Рут заговорила со стариком с той немного монотонной интонацией, с какой обращаются к детям, беспомощным больным или немым:
— Видите? Посмотрите, кто это, видите? Ваш старый приятель снова здесь. Вы рады его видеть?
Казалось невозможным, чтобы эти глаза засверкали еще ярче, но случилось именно так.
Она обратилась к Таунсенду, и ее голос ожил и потеплел:
— Как прошла ночь, Дэнни?
— Великолепно, Рут. Ты позаботилась решительно обо всем.
— А я так волновалась, что почти всю ночь не могла сомкнуть глаз.
— Почему же?
— Потому что позволила тебе поселиться так близко. Чем больше я об этом думаю, тем более легкомысленным и безумным мне все это представляется. Тебе удалось уговорить меня… Но для тебя это самое неподходящее место в мире!
Он загадочно усмехнулся и ничего не ответил. Он впервые видел Рут за работой. На ней не было того, что называется форменной одеждой, если не считать формой желтое платье из жесткого, словно накрахмаленного материала, с бретельками через плечи и фартучек из той же материи, завязанный сзади на талии. Но сейчас она выглядела наряднее, чем в тот день, когда выбежала на улицу из многоквартирного дома на Уатт-стрит, заметив и узнав Таунсенда.
— Он ждет, что ты поздороваешься с ним, — просительно вымолвила Рут и наклонилась к своему подопечному. — Доставь ему радость, Дэнни, он просто умоляет тебя об этом. Я ведь знаю, чего он хочет. — Она засмеялась. — Помнишь, какие горячие споры вы вели? Какие слова ты говорил ему, когда никого не было рядом! Не потому, что был сердит или что-то имел против него, а просто так, для забавы. Какой смешной язык! — Она рассмеялась, вспоминая. — Какой-то шифр, известный только вам двоим. И ему нравилась твоя неприличная тарабарщина. Наверное, это был твой особый способ выражать ему симпатию. Ну, поздоровайся с ним. Я отойду, не стану вам мешать.
Она отпустила ручку кресла и отошла в сторону. Глаза в инвалидном кресле заблестели.

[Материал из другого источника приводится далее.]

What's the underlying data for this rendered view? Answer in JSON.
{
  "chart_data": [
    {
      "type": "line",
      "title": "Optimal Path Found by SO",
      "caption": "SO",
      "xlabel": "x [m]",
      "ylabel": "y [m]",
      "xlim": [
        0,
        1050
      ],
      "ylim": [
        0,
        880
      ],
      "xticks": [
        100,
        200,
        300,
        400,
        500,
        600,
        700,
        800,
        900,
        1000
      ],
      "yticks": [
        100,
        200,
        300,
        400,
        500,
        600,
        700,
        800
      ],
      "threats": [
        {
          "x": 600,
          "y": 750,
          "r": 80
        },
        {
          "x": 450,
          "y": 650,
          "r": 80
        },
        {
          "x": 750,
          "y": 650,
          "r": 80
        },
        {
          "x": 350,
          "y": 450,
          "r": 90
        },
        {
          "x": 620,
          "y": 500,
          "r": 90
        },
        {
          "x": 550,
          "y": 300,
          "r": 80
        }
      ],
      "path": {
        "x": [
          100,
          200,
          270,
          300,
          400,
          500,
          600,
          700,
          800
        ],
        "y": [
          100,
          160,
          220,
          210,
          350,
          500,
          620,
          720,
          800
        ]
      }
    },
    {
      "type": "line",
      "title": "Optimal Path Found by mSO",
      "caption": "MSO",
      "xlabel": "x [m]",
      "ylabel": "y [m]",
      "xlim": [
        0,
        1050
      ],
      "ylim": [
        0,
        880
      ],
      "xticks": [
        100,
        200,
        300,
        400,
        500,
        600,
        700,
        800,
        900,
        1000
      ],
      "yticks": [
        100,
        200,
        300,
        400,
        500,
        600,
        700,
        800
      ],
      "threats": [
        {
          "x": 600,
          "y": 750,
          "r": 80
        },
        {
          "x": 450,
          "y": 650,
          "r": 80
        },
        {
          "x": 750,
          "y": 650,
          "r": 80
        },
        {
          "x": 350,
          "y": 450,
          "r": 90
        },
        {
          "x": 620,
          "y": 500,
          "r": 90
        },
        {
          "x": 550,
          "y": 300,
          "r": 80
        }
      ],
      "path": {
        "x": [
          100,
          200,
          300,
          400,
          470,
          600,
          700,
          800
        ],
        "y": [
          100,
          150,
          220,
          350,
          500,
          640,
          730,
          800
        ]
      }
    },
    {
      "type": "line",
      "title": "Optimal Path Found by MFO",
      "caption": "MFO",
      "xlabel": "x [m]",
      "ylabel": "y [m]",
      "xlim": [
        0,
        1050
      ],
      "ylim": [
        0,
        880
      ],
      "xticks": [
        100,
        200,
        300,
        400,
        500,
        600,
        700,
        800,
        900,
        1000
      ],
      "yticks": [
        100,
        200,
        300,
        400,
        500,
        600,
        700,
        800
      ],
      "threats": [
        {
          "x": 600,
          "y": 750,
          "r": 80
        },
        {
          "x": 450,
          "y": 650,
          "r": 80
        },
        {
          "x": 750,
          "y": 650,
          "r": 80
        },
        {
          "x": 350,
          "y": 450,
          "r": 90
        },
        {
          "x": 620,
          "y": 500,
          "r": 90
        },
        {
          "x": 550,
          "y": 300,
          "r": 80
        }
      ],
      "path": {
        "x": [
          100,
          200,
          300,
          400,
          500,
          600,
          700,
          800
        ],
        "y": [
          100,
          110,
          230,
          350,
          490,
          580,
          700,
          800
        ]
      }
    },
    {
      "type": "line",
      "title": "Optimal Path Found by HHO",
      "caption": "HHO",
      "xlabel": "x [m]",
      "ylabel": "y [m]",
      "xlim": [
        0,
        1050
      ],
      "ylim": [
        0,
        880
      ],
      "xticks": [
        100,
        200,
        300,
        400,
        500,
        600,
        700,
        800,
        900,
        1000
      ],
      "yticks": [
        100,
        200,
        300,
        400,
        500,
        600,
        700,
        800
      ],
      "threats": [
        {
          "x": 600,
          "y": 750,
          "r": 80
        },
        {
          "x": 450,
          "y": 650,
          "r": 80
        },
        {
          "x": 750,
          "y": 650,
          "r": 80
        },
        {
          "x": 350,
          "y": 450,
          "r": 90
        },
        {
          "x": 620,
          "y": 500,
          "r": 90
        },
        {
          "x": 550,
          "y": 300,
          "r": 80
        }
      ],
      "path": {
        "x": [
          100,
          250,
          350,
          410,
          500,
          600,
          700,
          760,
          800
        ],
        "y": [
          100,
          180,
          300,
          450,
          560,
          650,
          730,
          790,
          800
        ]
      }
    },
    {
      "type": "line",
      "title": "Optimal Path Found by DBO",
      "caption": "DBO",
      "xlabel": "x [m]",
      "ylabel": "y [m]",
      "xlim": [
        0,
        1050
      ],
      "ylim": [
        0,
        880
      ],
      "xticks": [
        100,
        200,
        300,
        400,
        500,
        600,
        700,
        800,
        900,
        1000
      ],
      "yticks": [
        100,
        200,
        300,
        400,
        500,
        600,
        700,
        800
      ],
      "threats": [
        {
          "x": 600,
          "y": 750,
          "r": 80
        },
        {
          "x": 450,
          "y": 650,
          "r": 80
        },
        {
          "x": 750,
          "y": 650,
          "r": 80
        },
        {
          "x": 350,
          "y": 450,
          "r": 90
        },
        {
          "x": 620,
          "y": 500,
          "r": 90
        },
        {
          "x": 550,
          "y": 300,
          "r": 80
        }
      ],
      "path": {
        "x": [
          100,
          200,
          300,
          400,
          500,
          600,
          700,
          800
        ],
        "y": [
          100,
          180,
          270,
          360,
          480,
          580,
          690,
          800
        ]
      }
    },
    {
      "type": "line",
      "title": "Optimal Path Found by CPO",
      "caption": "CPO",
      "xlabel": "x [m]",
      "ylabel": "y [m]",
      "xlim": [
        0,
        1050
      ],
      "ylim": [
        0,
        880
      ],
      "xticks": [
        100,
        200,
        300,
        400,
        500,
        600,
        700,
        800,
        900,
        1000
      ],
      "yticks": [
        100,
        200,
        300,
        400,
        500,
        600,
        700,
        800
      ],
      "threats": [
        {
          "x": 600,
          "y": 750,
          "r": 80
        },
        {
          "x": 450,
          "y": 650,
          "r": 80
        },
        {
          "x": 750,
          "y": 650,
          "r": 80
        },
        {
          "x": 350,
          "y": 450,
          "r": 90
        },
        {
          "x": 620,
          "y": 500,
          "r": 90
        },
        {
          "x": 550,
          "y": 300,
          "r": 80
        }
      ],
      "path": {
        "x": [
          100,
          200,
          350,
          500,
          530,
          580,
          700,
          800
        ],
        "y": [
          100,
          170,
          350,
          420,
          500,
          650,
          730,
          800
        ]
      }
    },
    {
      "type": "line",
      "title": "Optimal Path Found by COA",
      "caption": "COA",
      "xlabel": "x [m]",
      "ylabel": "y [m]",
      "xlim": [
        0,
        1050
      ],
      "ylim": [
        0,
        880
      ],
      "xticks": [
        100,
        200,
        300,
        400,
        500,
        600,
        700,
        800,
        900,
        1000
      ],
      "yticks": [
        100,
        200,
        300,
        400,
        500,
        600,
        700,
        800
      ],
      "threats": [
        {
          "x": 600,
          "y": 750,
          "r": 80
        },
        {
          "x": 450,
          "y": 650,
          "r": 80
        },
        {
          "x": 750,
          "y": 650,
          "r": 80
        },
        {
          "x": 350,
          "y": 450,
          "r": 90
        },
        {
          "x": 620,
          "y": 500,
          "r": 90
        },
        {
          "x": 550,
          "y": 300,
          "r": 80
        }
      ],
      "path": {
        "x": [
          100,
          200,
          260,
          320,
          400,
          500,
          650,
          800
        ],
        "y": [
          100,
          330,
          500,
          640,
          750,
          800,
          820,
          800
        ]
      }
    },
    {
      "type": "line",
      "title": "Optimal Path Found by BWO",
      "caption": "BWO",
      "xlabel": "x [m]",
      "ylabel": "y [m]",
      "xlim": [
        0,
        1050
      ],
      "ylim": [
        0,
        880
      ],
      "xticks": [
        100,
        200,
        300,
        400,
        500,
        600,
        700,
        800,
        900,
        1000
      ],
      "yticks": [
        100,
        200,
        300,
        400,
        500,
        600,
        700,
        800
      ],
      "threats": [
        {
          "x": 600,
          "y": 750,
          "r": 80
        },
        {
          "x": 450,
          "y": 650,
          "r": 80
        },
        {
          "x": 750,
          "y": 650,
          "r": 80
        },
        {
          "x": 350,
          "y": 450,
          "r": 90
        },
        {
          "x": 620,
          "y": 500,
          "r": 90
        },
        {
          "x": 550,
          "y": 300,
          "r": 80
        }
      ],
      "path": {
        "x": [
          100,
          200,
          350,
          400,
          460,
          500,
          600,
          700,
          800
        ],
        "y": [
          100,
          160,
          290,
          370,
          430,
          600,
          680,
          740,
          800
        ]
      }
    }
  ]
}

По-видимому, Таунсенд должен был находить их общение забавным, однако ничего забавного в этом он не находил. Ситуация представлялась ему горькой, даже трагической. Он чувствовал себя беспомощным, его охватила неясная грусть.
Он провел двумя пальцами под воротником, с трудом проглотил слюну и заговорил запинающимся, натужным голосом, но постепенно вошел в роль.
Глаза у старика сияли радостью, когда Рут вернулась к мужчинам, а Таунсенд отирал пот со лба.
— Удивительно, до чего он любит твои смешные словечки, правда? — негромко проговорила Рут.
Чуть позже, когда они сидели по обе стороны кресла, Рут вдруг заметила:
— Почему он так часто моргает?
— Наверное, солнце бьет ему в глаза.
Она слегка развернула кресло.
— Вправду перестал. Наверное, все дело было в солнце.
Таунсенд закурил и некоторое время наблюдал за неподвижным лицом старика.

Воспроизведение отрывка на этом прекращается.